5. A recombinant vector comprising the isolated nucleic acid of claim 1 and a glucose dehydrogenase gene according to SEQ ID NO: 13.

6. A recombinant host cell comprising the vector of claims 4 or 5.

7. The recombinant host cell of claim 6, wherein the host cell is an E. coli cell.

8. The recombinant host cell of claim 7, wherein the E. coli cell does not express glutamate dehydrogenase activity.

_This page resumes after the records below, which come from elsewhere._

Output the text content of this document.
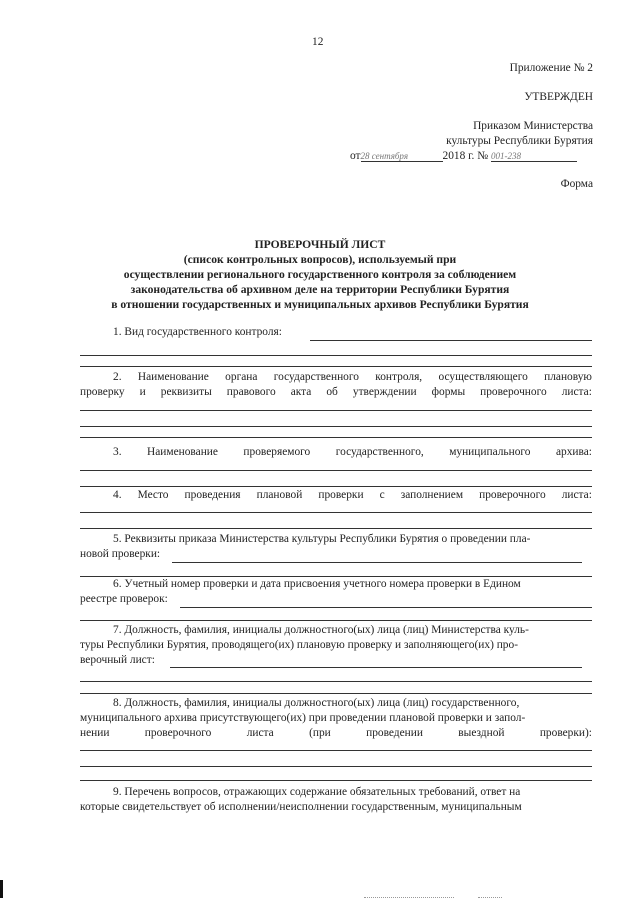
12
Приложение № 2
УТВЕРЖДЕН
Приказом Министерства
культуры Республики Бурятия
от28 сентября	2018 г. № 001-238
Форма
ПРОВЕРОЧНЫЙ ЛИСТ
(список контрольных вопросов), используемый при
осуществлении регионального государственного контроля за соблюдением
законодательства об архивном деле на территории Республики Бурятия
в отношении государственных и муниципальных архивов Республики Бурятия
1. Вид государственного контроля:
2. Наименование органа государственного контроля, осуществляющего плановую
проверку и реквизиты правового акта об утверждении формы проверочного листа:
3. Наименование проверяемого государственного, муниципального архива:
4. Место проведения плановой проверки с заполнением проверочного листа:
5. Реквизиты приказа Министерства культуры Республики Бурятия о проведении пла-
новой проверки:
6. Учетный номер проверки и дата присвоения учетного номера проверки в Едином
реестре проверок:
7. Должность, фамилия, инициалы должностного(ых) лица (лиц) Министерства куль-
туры Республики Бурятия, проводящего(их) плановую проверку и заполняющего(их) про-
верочный лист:
8. Должность, фамилия, инициалы должностного(ых) лица (лиц) государственного,
муниципального архива присутствующего(их) при проведении плановой проверки и запол-
нении	проверочного	листа	(при	проведении	выездной	проверки):
9. Перечень вопросов, отражающих содержание обязательных требований, ответ на
которые свидетельствует об исполнении/неисполнении государственным, муниципальным
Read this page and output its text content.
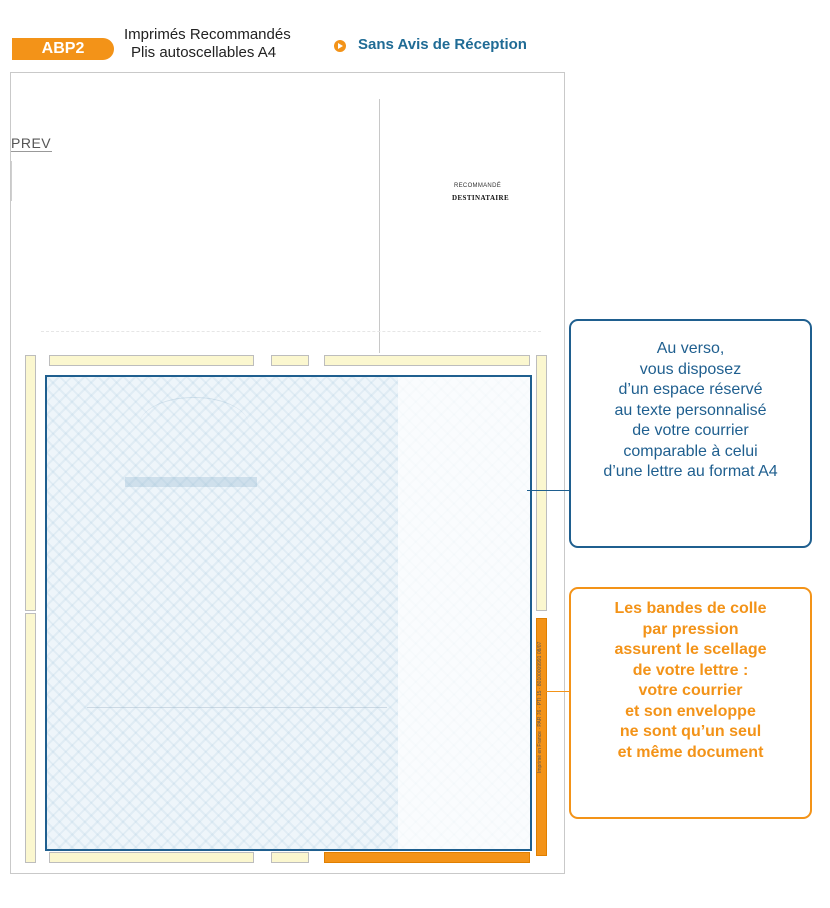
ABP2
Imprimés Recommandés
Plis autoscellables A4	Sans Avis de Réception
PREV
RECOMMANDÉ
DESTINATAIRE
Imprimé en France · PAR 76 · PTI 15 · 80100009991 08/07
Au verso,
vous disposez
d’un espace réservé
au texte personnalisé
de votre courrier
comparable à celui
d’une lettre au format A4
Les bandes de colle
par pression
assurent le scellage
de votre lettre :
votre courrier
et son enveloppe
ne sont qu’un seul
et même document
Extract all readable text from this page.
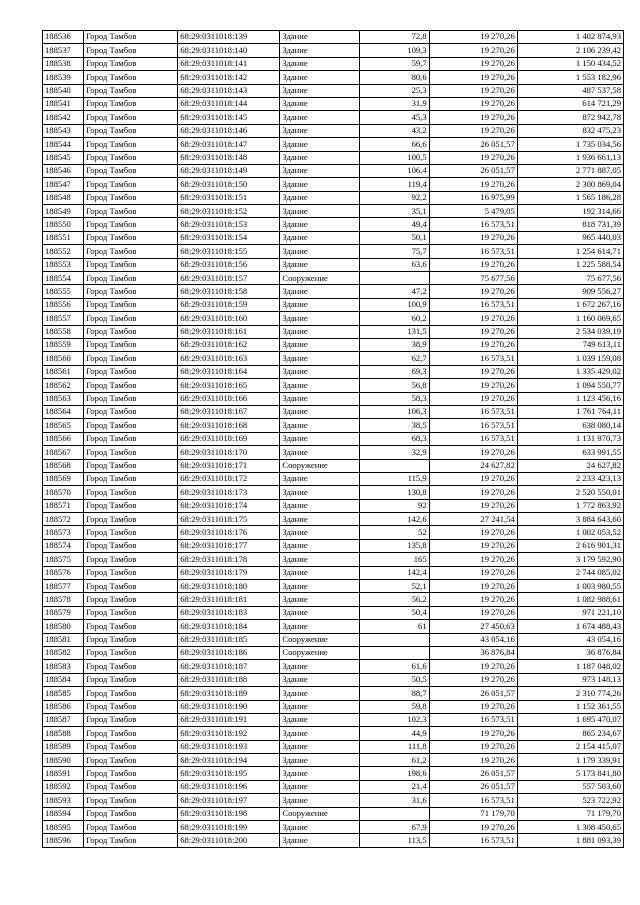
188536	Город Тамбов	68:29:0311018:139	Здание	72,8	19 270,26	1 402 874,93
188537	Город Тамбов	68:29:0311018:140	Здание	109,3	19 270,26	2 106 239,42
188538	Город Тамбов	68:29:0311018:141	Здание	59,7	19 270,26	1 150 434,52
188539	Город Тамбов	68:29:0311018:142	Здание	80,6	19 270,26	1 553 182,96
188540	Город Тамбов	68:29:0311018:143	Здание	25,3	19 270,26	487 537,58
188541	Город Тамбов	68:29:0311018:144	Здание	31,9	19 270,26	614 721,29
188542	Город Тамбов	68:29:0311018:145	Здание	45,3	19 270,26	872 942,78
188543	Город Тамбов	68:29:0311018:146	Здание	43,2	19 270,26	832 475,23
188544	Город Тамбов	68:29:0311018:147	Здание	66,6	26 051,57	1 735 034,56
188545	Город Тамбов	68:29:0311018:148	Здание	100,5	19 270,26	1 936 661,13
188546	Город Тамбов	68:29:0311018:149	Здание	106,4	26 051,57	2 771 887,05
188547	Город Тамбов	68:29:0311018:150	Здание	119,4	19 270,26	2 300 869,04
188548	Город Тамбов	68:29:0311018:151	Здание	92,2	16 975,99	1 565 186,28
188549	Город Тамбов	68:29:0311018:152	Здание	35,1	5 479,05	192 314,66
188550	Город Тамбов	68:29:0311018:153	Здание	49,4	16 573,51	818 731,39
188551	Город Тамбов	68:29:0311018:154	Здание	50,1	19 270,26	965 440,03
188552	Город Тамбов	68:29:0311018:155	Здание	75,7	16 573,51	1 254 614,71
188553	Город Тамбов	68:29:0311018:156	Здание	63,6	19 270,26	1 225 588,54
188554	Город Тамбов	68:29:0311018:157	Сооружение		75 677,56	75 677,56
188555	Город Тамбов	68:29:0311018:158	Здание	47,2	19 270,26	909 556,27
188556	Город Тамбов	68:29:0311018:159	Здание	100,9	16 573,51	1 672 267,16
188557	Город Тамбов	68:29:0311018:160	Здание	60,2	19 270,26	1 160 069,65
188558	Город Тамбов	68:29:0311018:161	Здание	131,5	19 270,26	2 534 039,19
188559	Город Тамбов	68:29:0311018:162	Здание	38,9	19 270,26	749 613,11
188560	Город Тамбов	68:29:0311018:163	Здание	62,7	16 573,51	1 039 159,08
188561	Город Тамбов	68:29:0311018:164	Здание	69,3	19 270,26	1 335 429,02
188562	Город Тамбов	68:29:0311018:165	Здание	56,8	19 270,26	1 094 550,77
188563	Город Тамбов	68:29:0311018:166	Здание	58,3	19 270,26	1 123 456,16
188564	Город Тамбов	68:29:0311018:167	Здание	106,3	16 573,51	1 761 764,11
188565	Город Тамбов	68:29:0311018:168	Здание	38,5	16 573,51	638 080,14
188566	Город Тамбов	68:29:0311018:169	Здание	68,3	16 573,51	1 131 970,73
188567	Город Тамбов	68:29:0311018:170	Здание	32,9	19 270,26	633 991,55
188568	Город Тамбов	68:29:0311018:171	Сооружение		24 627,82	24 627,82
188569	Город Тамбов	68:29:0311018:172	Здание	115,9	19 270,26	2 233 423,13
188570	Город Тамбов	68:29:0311018:173	Здание	130,8	19 270,26	2 520 550,01
188571	Город Тамбов	68:29:0311018:174	Здание	92	19 270,26	1 772 863,92
188572	Город Тамбов	68:29:0311018:175	Здание	142,6	27 241,54	3 884 643,60
188573	Город Тамбов	68:29:0311018:176	Здание	52	19 270,26	1 002 053,52
188574	Город Тамбов	68:29:0311018:177	Здание	135,8	19 270,26	2 616 901,31
188575	Город Тамбов	68:29:0311018:178	Здание	165	19 270,26	3 179 592,90
188576	Город Тамбов	68:29:0311018:179	Здание	142,4	19 270,26	2 744 085,02
188577	Город Тамбов	68:29:0311018:180	Здание	52,1	19 270,26	1 003 980,55
188578	Город Тамбов	68:29:0311018:181	Здание	56,2	19 270,26	1 082 988,61
188579	Город Тамбов	68:29:0311018:183	Здание	50,4	19 270,26	971 221,10
188580	Город Тамбов	68:29:0311018:184	Здание	61	27 450,63	1 674 488,43
188581	Город Тамбов	68:29:0311018:185	Сооружение		43 054,16	43 054,16
188582	Город Тамбов	68:29:0311018:186	Сооружение		36 876,84	36 876,84
188583	Город Тамбов	68:29:0311018:187	Здание	61,6	19 270,26	1 187 048,02
188584	Город Тамбов	68:29:0311018:188	Здание	50,5	19 270,26	973 148,13
188585	Город Тамбов	68:29:0311018:189	Здание	88,7	26 051,57	2 310 774,26
188586	Город Тамбов	68:29:0311018:190	Здание	59,8	19 270,26	1 152 361,55
188587	Город Тамбов	68:29:0311018:191	Здание	102,3	16 573,51	1 695 470,07
188588	Город Тамбов	68:29:0311018:192	Здание	44,9	19 270,26	865 234,67
188589	Город Тамбов	68:29:0311018:193	Здание	111,8	19 270,26	2 154 415,07
188590	Город Тамбов	68:29:0311018:194	Здание	61,2	19 270,26	1 179 339,91
188591	Город Тамбов	68:29:0311018:195	Здание	198,6	26 051,57	5 173 841,80
188592	Город Тамбов	68:29:0311018:196	Здание	21,4	26 051,57	557 503,60
188593	Город Тамбов	68:29:0311018:197	Здание	31,6	16 573,51	523 722,92
188594	Город Тамбов	68:29:0311018:198	Сооружение		71 179,70	71 179,70
188595	Город Тамбов	68:29:0311018:199	Здание	67,9	19 270,26	1 308 450,65
188596	Город Тамбов	68:29:0311018:200	Здание	113,5	16 573,51	1 881 093,39
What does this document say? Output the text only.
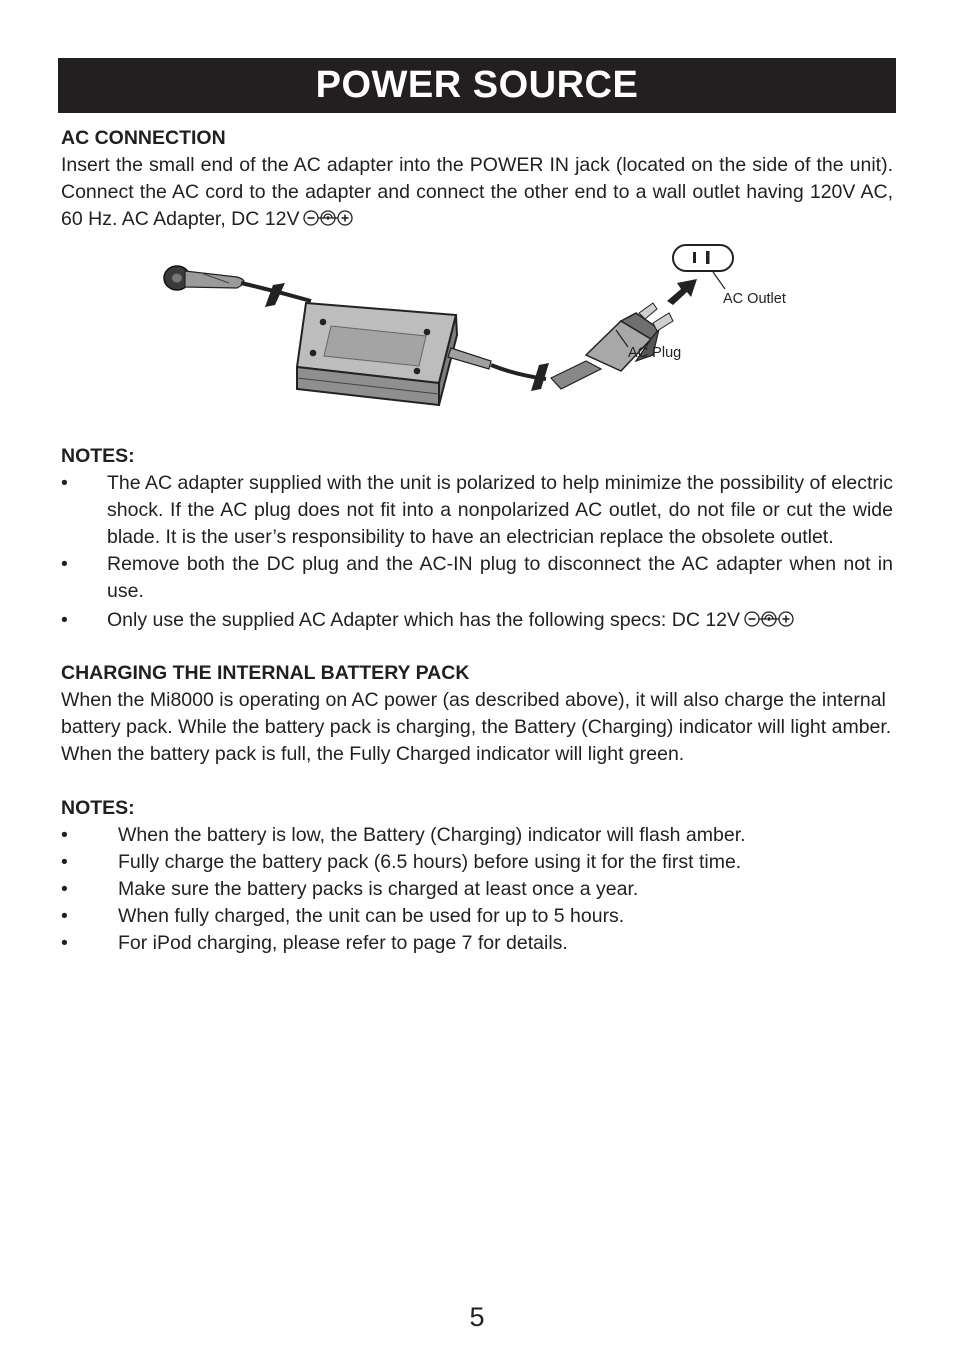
POWER SOURCE

AC CONNECTION

Insert the small end of the AC adapter into the POWER IN jack (located on the side of the unit). Connect the AC cord to the adapter and connect the other end to a wall outlet having 120V AC, 60 Hz. AC Adapter, DC 12V

AC Outlet
AC Plug

NOTES:

• The AC adapter supplied with the unit is polarized to help minimize the possibility of electric shock. If the AC plug does not fit into a nonpolarized AC outlet, do not file or cut the wide blade. It is the user’s responsibility to have an electrician replace the obsolete outlet.
• Remove both the DC plug and the AC-IN plug to disconnect the AC adapter when not in use.
• Only use the supplied AC Adapter which has the following specs: DC 12V

CHARGING THE INTERNAL BATTERY PACK

When the Mi8000 is operating on AC power (as described above), it will also charge the internal battery pack. While the battery pack is charging, the Battery (Charging) indicator will light amber. When the battery pack is full, the Fully Charged indicator will light green.

NOTES:

•	When the battery is low, the Battery (Charging) indicator will flash amber.
•	Fully charge the battery pack (6.5 hours) before using it for the first time.
•	Make sure the battery packs is charged at least once a year.
•	When fully charged, the unit can be used for up to 5 hours.
•	For iPod charging, please refer to page 7 for details.
5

9. A method of converting a keto acid to an amino acid using the amino acid dehydrogenase obtained from the cells according to claim 6.

10. The amino acid of claim 9 wherein the amino acid is (R)-5,5,5- trifluoronorvaline.

11. A bacterial cell which expresses the isolated nucleic acid molecules according to SEQ ID NO: 12 and SEQ ID NO: 13.

12. A method of making an amino acid, said method comprising: contacting a keto acid with the polypeptide of claim 2, in the presence of a nicotinamide cofactor, said polypeptide being capable of catalyzing conversion of the keto acid into its corresponding amino acid.

13. The method of claim 12, wherein the polypeptide comprises SEQ ID NO

11.

14. The method of claim 13, wherein a glucose dehydrogenase enzyme is added for nicotinamide cofactor regeneration.

15. The method of claim 17, wherein the amino acid sequence of the glucose dehydrogenase enzyme comprises SEQ ID NO 14.